For CME there is also increased interest in option trading as open interest in the Bitcoin option markets has nearly doubled since the beginning of May, with CME and Deribit being the greatest contributors.
Option trading on CME held a share of around 2% of the total BTC open interest coming into May but that figure has skyrocketed to 23% of the market. This was at a time where Paul Tudor Jones made an entrance into the market.
In The News
Fidelity Finds That ⅓ of Institutional Investors Own Crypto
Crypto investment from institutional traders has come a long way as it has now been found by Fidelity Investments that as many as a third of all major institutions own some sort of crypto. Fidelity surveyed around 800 institutional investors in the US. and Europe. More than 25% of those that took the survey admitted that they hold Bitcoin, 11% own Ether. In the U.S. 27% of the respondents had invested in digital assets, while the number was much higher in Europe, at 45%.
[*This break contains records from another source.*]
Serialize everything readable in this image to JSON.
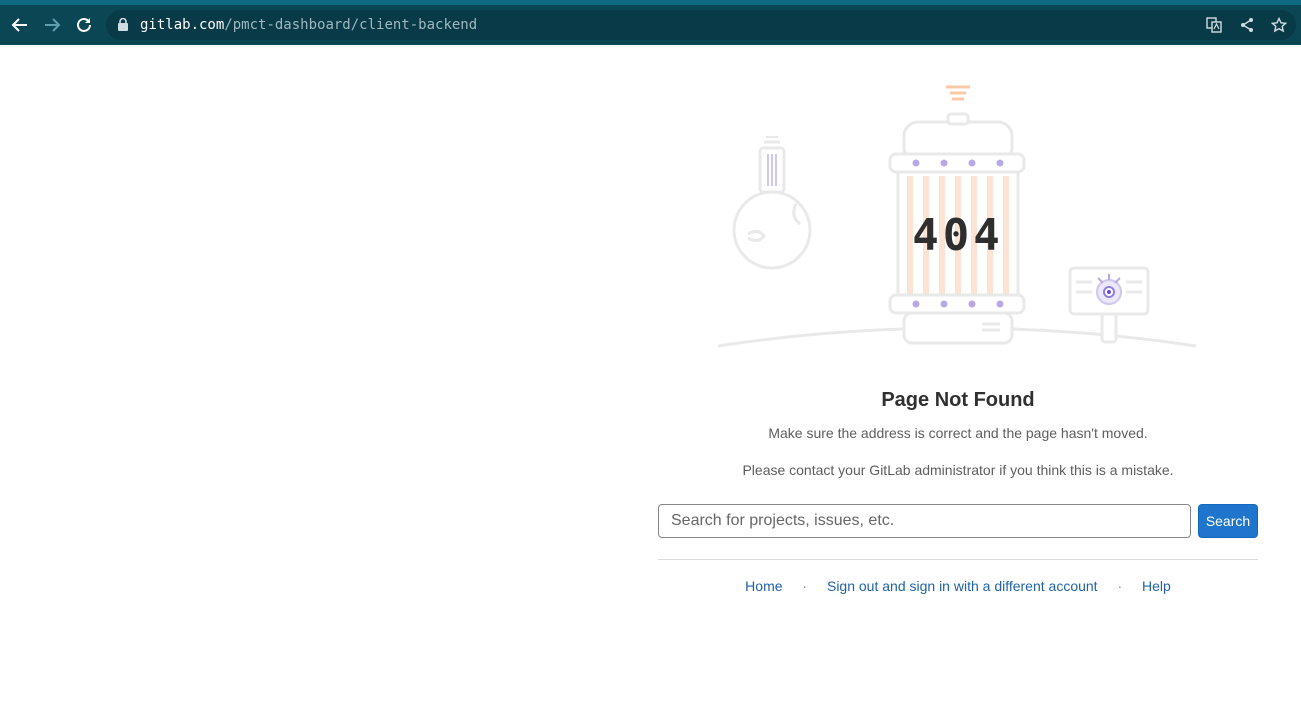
{
  "browser": {
    "url_host": "gitlab.com",
    "url_path": "/pmct-dashboard/client-backend",
    "icons": [
      "back-arrow-icon",
      "forward-arrow-icon",
      "reload-icon",
      "lock-icon",
      "translate-icon",
      "share-icon",
      "star-icon"
    ]
  },
  "illustration": {
    "code": "404"
  },
  "page": {
    "title": "Page Not Found",
    "message1": "Make sure the address is correct and the page hasn't moved.",
    "message2": "Please contact your GitLab administrator if you think this is a mistake."
  },
  "search": {
    "placeholder": "Search for projects, issues, etc.",
    "button_label": "Search"
  },
  "footer_links": {
    "home": "Home",
    "sign_out": "Sign out and sign in with a different account",
    "help": "Help",
    "separator": "·"
  },
  "colors": {
    "browser_bar": "#0b4655",
    "primary_button": "#1f75cb",
    "link": "#1f63a6"
  }
}
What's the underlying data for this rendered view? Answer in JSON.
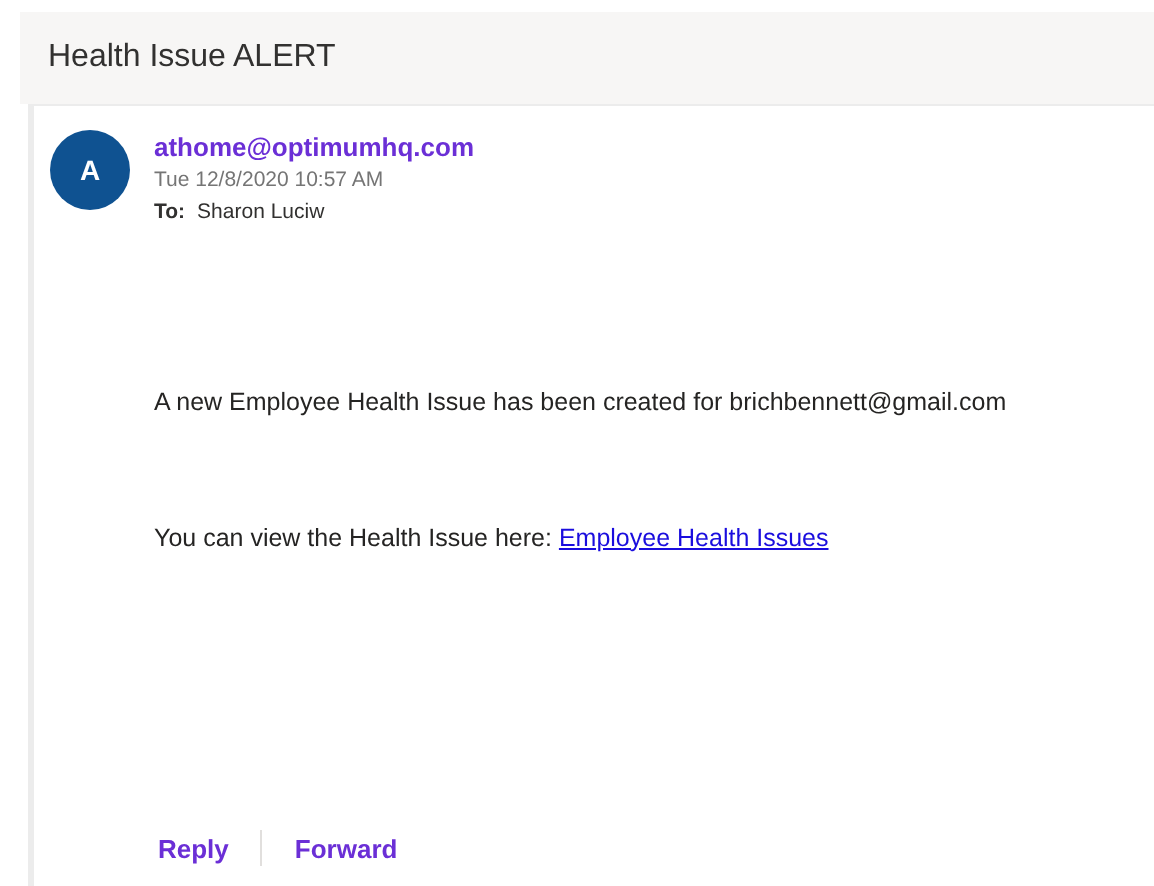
{
  "subject": "Health Issue ALERT",
  "message": {
    "avatar_initial": "A",
    "sender": "athome@optimumhq.com",
    "date": "Tue 12/8/2020 10:57 AM",
    "to_label": "To:",
    "to": "Sharon Luciw",
    "body": [
      {
        "text": "A new Employee Health Issue has been created for brichbennett@gmail.com"
      },
      {
        "text": "You can view the Health Issue here:",
        "link": "Employee Health Issues"
      }
    ]
  },
  "actions": [
    "Reply",
    "Forward"
  ]
}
Bakkt and Galaxy Digital Cater To Institutional Investors With Joint Custody Service
Baakt, the institutional trading platform that pays out in BTC, as well as Mike Novogratz’s Galaxy Digital, have teamed up to try and get in on the ever growing action of institutional interest in BTC. The two companies have said their new service will offer asset managers and other institutional investors a “white glove” trading and custody solution.
Microsoft Unveil Bitcoin-Based Identification Tool
Microsoft’s Bitcoin-based decentralized identity tool, ION, has gone live through a beta test. This represents the next step in the software giant’s drive towards decentralized identity as part of the Decentralized Identity Foundation (DIF) to fast-track tools anyone can use for COVID-19 crisis response programs.